Facebook may have a lot of uses for social networking and time-wasting, but lately it's been offering a creative outlet, too.
A new comic-making application called Bitstrips is popping up more and more on Facebook updates. And after just a few months, Bitstrips has turned into something that everyone seems to be talking about.
"Basically, it's an app that turns you and your friends into a cast of cartoon characters," explains Jacob Blackstock, Bitstrips' chief executive and creative director. "Then you can take those characters and put them into crazy scenes."
It really is as simple as that. First you create an avatar of yourself with customizable hair, clothes and facial features. Then you can pick from hundreds of pre-made scenes to put your character in. You can also make avatars for your friends, or use their own avatars if they also use the app.

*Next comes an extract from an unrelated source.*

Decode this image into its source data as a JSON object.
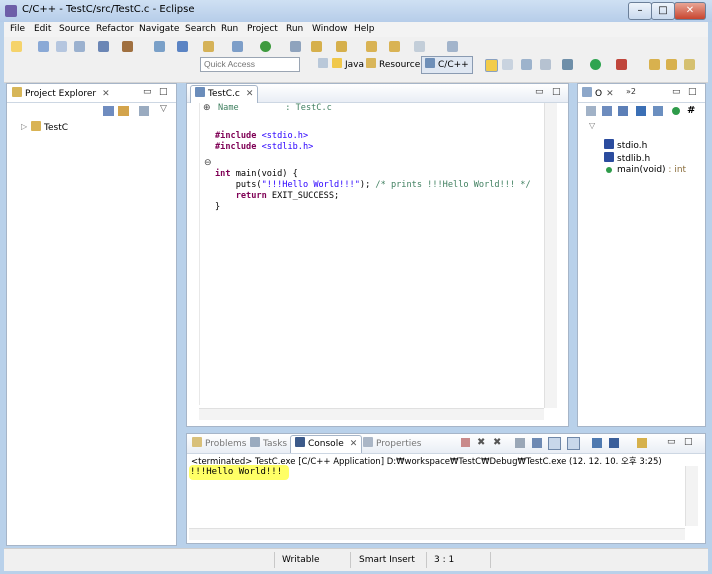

From there, you can add captions and dialogue before sharing the cartoons with your social circle. In a way, Bitstrips are almost like a visual status update — users can depict how they're feeling or send messages to other friends. According to Blackstock, the flexibility of the app is what makes it so attractive to its users, most of whom are in the 18-24 age range.
Blackstock believes that the creative freedom within the app sets it apart from so many other Facebook applications.
"Bitstrips is hard to categorize because it's not a game," he says. "It's a new way to express yourself and interact with your friends. Instead of posting the same things as everyone else, you can create something that relates to your life."
For Greg Klock, 20, this is the reason Bitstrips have become his go-to activity online.
"I can play off inside jokes with my friends, re-create situations from my life or just have nonsensical fun," he says.
The Bel Air resident first heard about Bitstrips when a friend included him in a cartoon he had made. Klock started making his own comics, and now a quick scan of his Facebook page shows countless brightly colored scenes featuring himself, his circle of friends and even his girlfriend. Klock doesn't consider himself an artist, but that's why he likes the application so much.
"I was never good at drawing," he says. "But Bitstrips allows non-artistic people like myself to dabble in something that we couldn't before."
The friend who started it all, Joel Huna, 21, agrees that it's the way the application requires creativity without the need for technical skill that makes Bitstrips so appealing.
"It makes up for a lack of artistic ability," he says. "There are so many situations — like fighting leprechauns for their pot of gold — and you can manipulate your avatar's facial expressions and such that the possibilities are limitless."
Bitstrips users such as Klock and Huna, who try to put a personal spin on the comics, are exactly who Blackstock likes to see. After spending five years on the project, he says, it's fun to see the reactions to comics that were originally just shared in his own group of friends.
"This is a Tumblr generation, so there's an interesting sense of humor that Bitstrips caters to," says the 37-year-old. "This group has grown up in creative environment, and the ability to entertain online is an extension of that."
The inspiration behind Bitstrips came from interactions between Blackstock and his friends. He says that they used to make comics for each other all the time, and eventually they decided that they wanted to make it something that everyone could do.
"It's about giving other people the power to create social comics about the people you know, for the people you know," he says.
But when Bitstrips was first launched as a website in 2008, it wasn't just teenagers and young adults who saw the appeal — Blackstock soon learned that teachers were also using the cartoons as an educational tool. In 2009 he launched Bitstrips for Schools, a special version of the comics geared toward younger audiences.
"With Bitstrips, kids can do their homework in comic form," explains Blackstock. "It's a medium that they love and it puts them into their work. That's a really valuable thing."
After the initial success of Bitstrips, the comics were launched on Facebook at the end of last year to reach even more users. And judging by the numbers, it seems that the creative team behind Bitstrips may be on to something.
Since January, the Toronto-based app has acquired 7.5 million Facebook users with 300,000 new comics being shared every day. As Bitstrips continue to grow, Blackstock plans to launch mobile versions of the application and add sharing options for other social media websites.
Jason Corace, a professor in MICA's interaction design and art department, said he's seen the cartoons pop up here and there — and he's not particularly wowed.
"My first impression is that I would have little interest in creating a poorly drawn animation to communicate with friends," he said in an email. "That said, I don't think that I am in their market demographic and I can imagine my nieces playing with it, though I think that it will largely be vaporware and at best have a limited appeal of something like elf yourself and all the avatar generators out there (Simpsonize Me, South Park Studio, Mad Men YourSelf )."
But even though the popularity of the app may die down like other fads, Blackstock believes the journey has been more than worth it.